大家晓得最近杜威家出了事,什么都没问,接了钱便互相推推搡搡的走了。
杜逸没再废话,还真的拿扫把开始扫地,而后拿拖把把污渍擦干净,打开窗户放放新鲜空气,又整理杜威的柜子抽屉,洗衣服,喷古龙水,来来回回忙得不可开交。

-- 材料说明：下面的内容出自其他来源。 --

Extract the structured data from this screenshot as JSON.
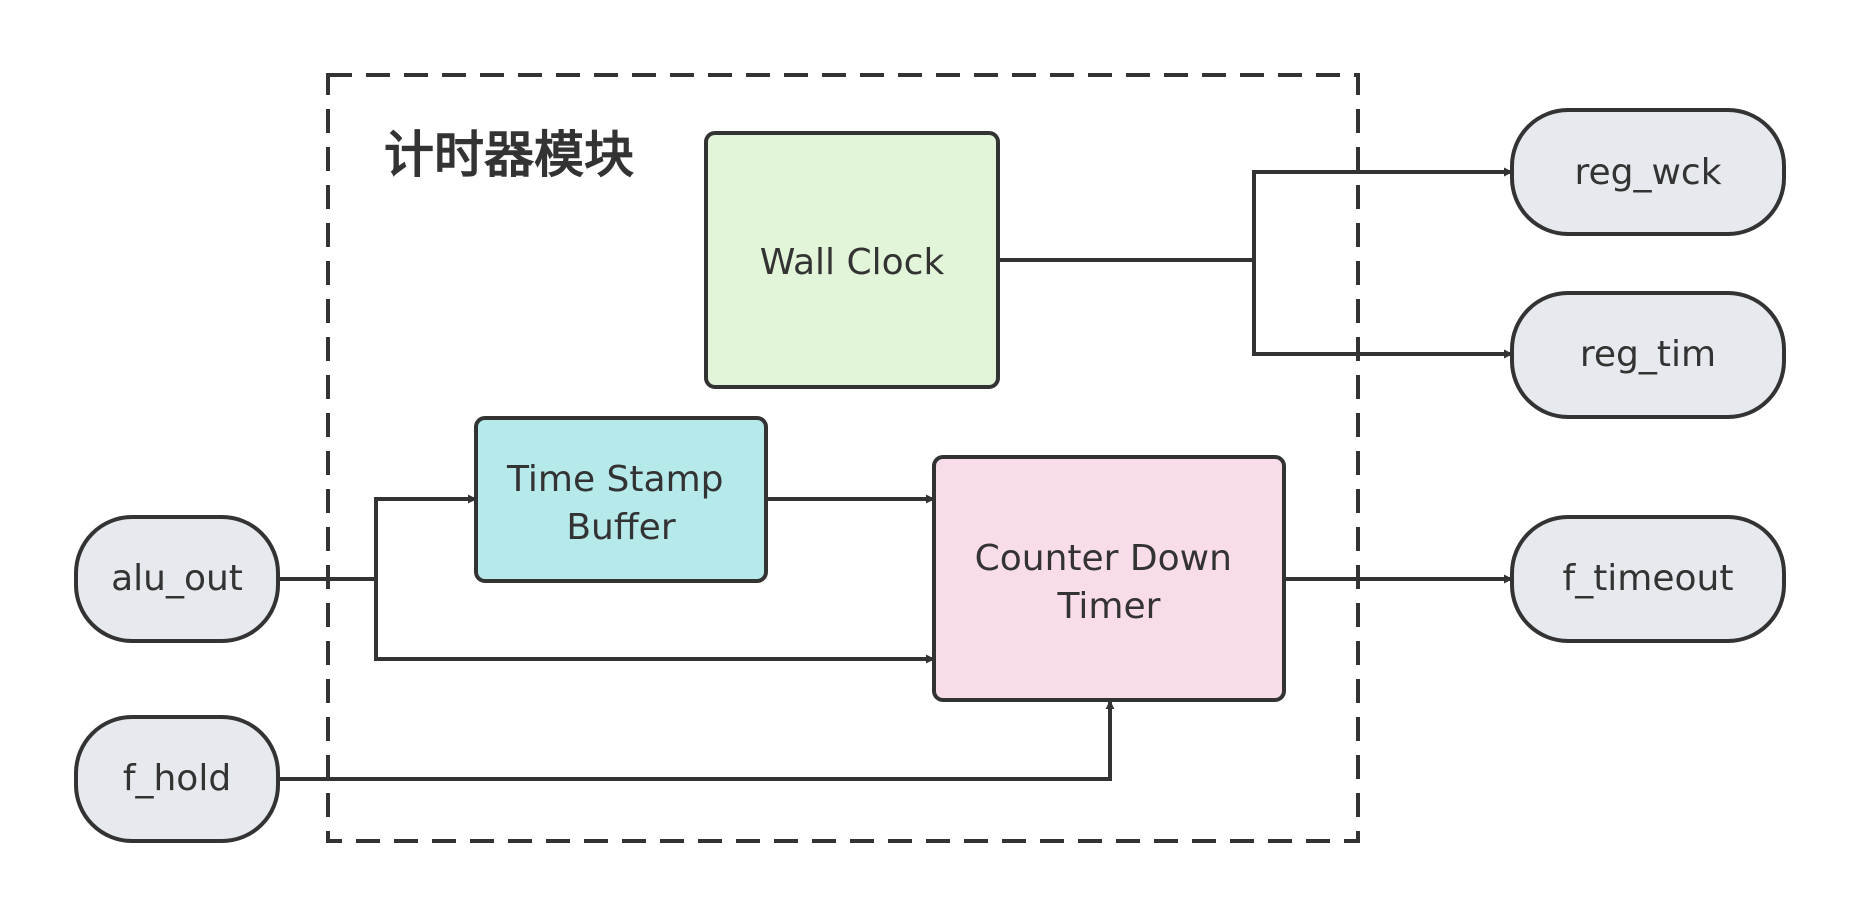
{
  "diagram": {
    "title": "计时器模块",
    "blocks": {
      "wall_clock": "Wall Clock",
      "time_stamp_buffer": [
        "Time Stamp",
        "Buffer"
      ],
      "counter_down_timer": [
        "Counter Down",
        "Timer"
      ]
    },
    "inputs": {
      "alu_out": "alu_out",
      "f_hold": "f_hold"
    },
    "outputs": {
      "reg_wck": "reg_wck",
      "reg_tim": "reg_tim",
      "f_timeout": "f_timeout"
    }
  },
  "colors": {
    "stroke": "#333333",
    "input_output_fill": "#e6e9ed",
    "wall_clock_fill": "#e3f5d9",
    "time_stamp_buffer_fill": "#b5e9ea",
    "counter_down_timer_fill": "#f9dcea"
  }
}
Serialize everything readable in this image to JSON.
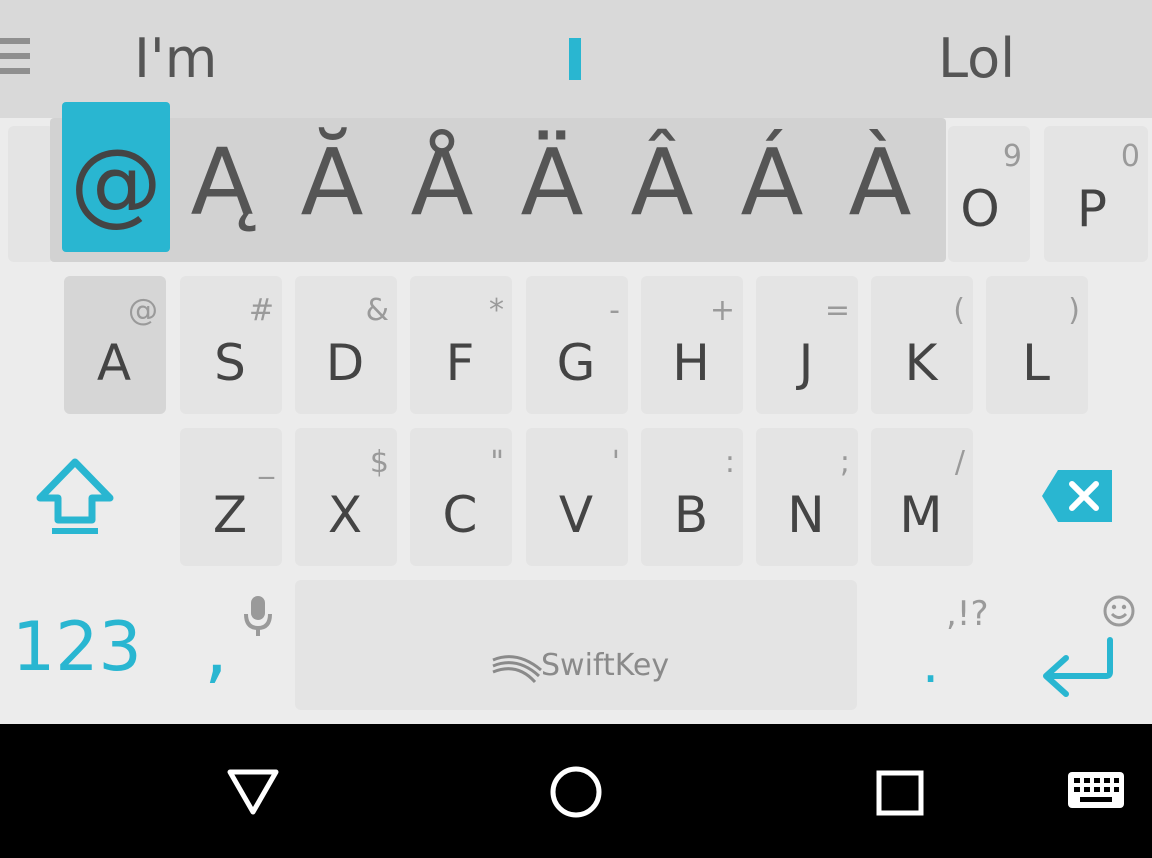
{
  "suggestions": {
    "left": "I'm",
    "middle": "",
    "right": "Lol"
  },
  "popup": {
    "selected": "@",
    "alternates": [
      "Ą",
      "Ă",
      "Å",
      "Ä",
      "Â",
      "Á",
      "À"
    ]
  },
  "row1": [
    {
      "main": "O",
      "hint": "9"
    },
    {
      "main": "P",
      "hint": "0"
    }
  ],
  "row2": [
    {
      "main": "A",
      "hint": "@"
    },
    {
      "main": "S",
      "hint": "#"
    },
    {
      "main": "D",
      "hint": "&"
    },
    {
      "main": "F",
      "hint": "*"
    },
    {
      "main": "G",
      "hint": "-"
    },
    {
      "main": "H",
      "hint": "+"
    },
    {
      "main": "J",
      "hint": "="
    },
    {
      "main": "K",
      "hint": "("
    },
    {
      "main": "L",
      "hint": ")"
    }
  ],
  "row3": [
    {
      "main": "Z",
      "hint": "_"
    },
    {
      "main": "X",
      "hint": "$"
    },
    {
      "main": "C",
      "hint": "\""
    },
    {
      "main": "V",
      "hint": "'"
    },
    {
      "main": "B",
      "hint": ":"
    },
    {
      "main": "N",
      "hint": ";"
    },
    {
      "main": "M",
      "hint": "/"
    }
  ],
  "bottom": {
    "numbers_label": "123",
    "comma_label": ",",
    "space_brand": "SwiftKey",
    "period_label": ".",
    "punct_hint": ",!?"
  },
  "colors": {
    "accent": "#29b6d1",
    "key_bg": "#e4e4e4",
    "keyboard_bg": "#ececec",
    "suggestion_bg": "#d9d9d9",
    "navbar_bg": "#000000"
  },
  "icons": {
    "menu": "menu-icon",
    "shift": "shift-arrow-icon",
    "backspace": "backspace-icon",
    "mic": "microphone-icon",
    "emoji": "emoji-icon",
    "enter": "enter-icon",
    "swiftkey_logo": "swiftkey-logo-icon",
    "nav_back": "back-triangle-icon",
    "nav_home": "home-circle-icon",
    "nav_recent": "recents-square-icon",
    "nav_keyboard": "keyboard-icon"
  }
}
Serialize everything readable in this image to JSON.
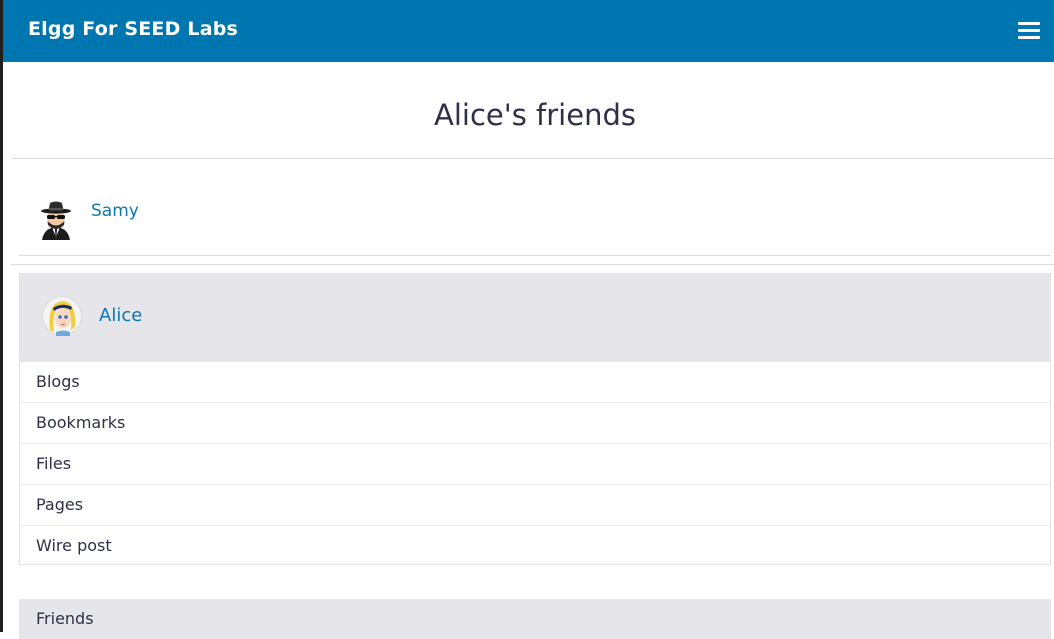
{
  "site": {
    "name": "Elgg For SEED Labs",
    "menu_icon": "hamburger-menu-icon"
  },
  "page": {
    "title": "Alice's friends"
  },
  "friends": [
    {
      "name": "Samy",
      "avatar_icon": "spy-avatar-icon"
    }
  ],
  "owner": {
    "name": "Alice",
    "avatar_icon": "alice-avatar-icon",
    "menu": [
      {
        "label": "Blogs"
      },
      {
        "label": "Bookmarks"
      },
      {
        "label": "Files"
      },
      {
        "label": "Pages"
      },
      {
        "label": "Wire post"
      }
    ]
  },
  "sidebar": {
    "friends_label": "Friends"
  },
  "colors": {
    "topbar": "#0076b0",
    "link": "#0a77b3",
    "panel": "#e6e6ea",
    "text": "#2d3047"
  }
}
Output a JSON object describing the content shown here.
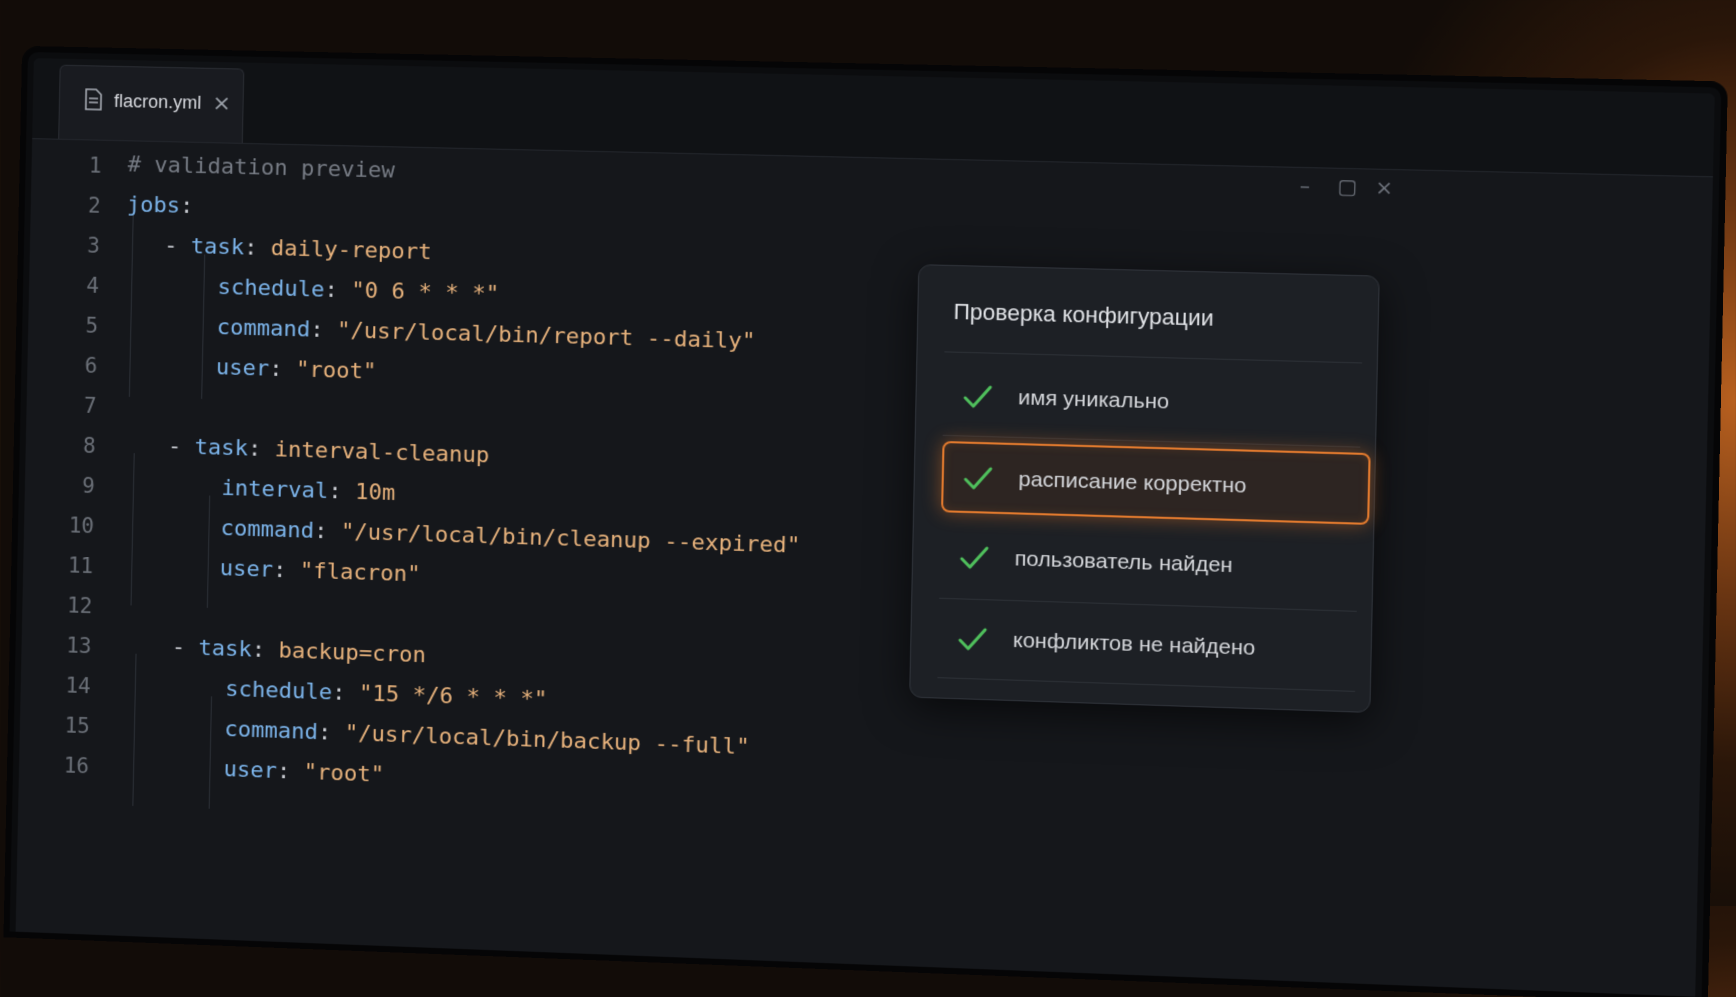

杜威迷迷糊糊的躺了很久,终于忍不住说:“不是不要我了吗?”
杜逸不回答,只是反问:“不是找郑洛莱去了吗?”
杜威翻了个身:“被甩了呗,这么明显。”
房间诡异的安静了片刻,杜逸轻声道:“为什么,就这么个人你值得吗?”
郑洛莱和陈路的事情杜威完全说不出口,他只是讽刺:“你还问我为什么,是来笑话我了吗?”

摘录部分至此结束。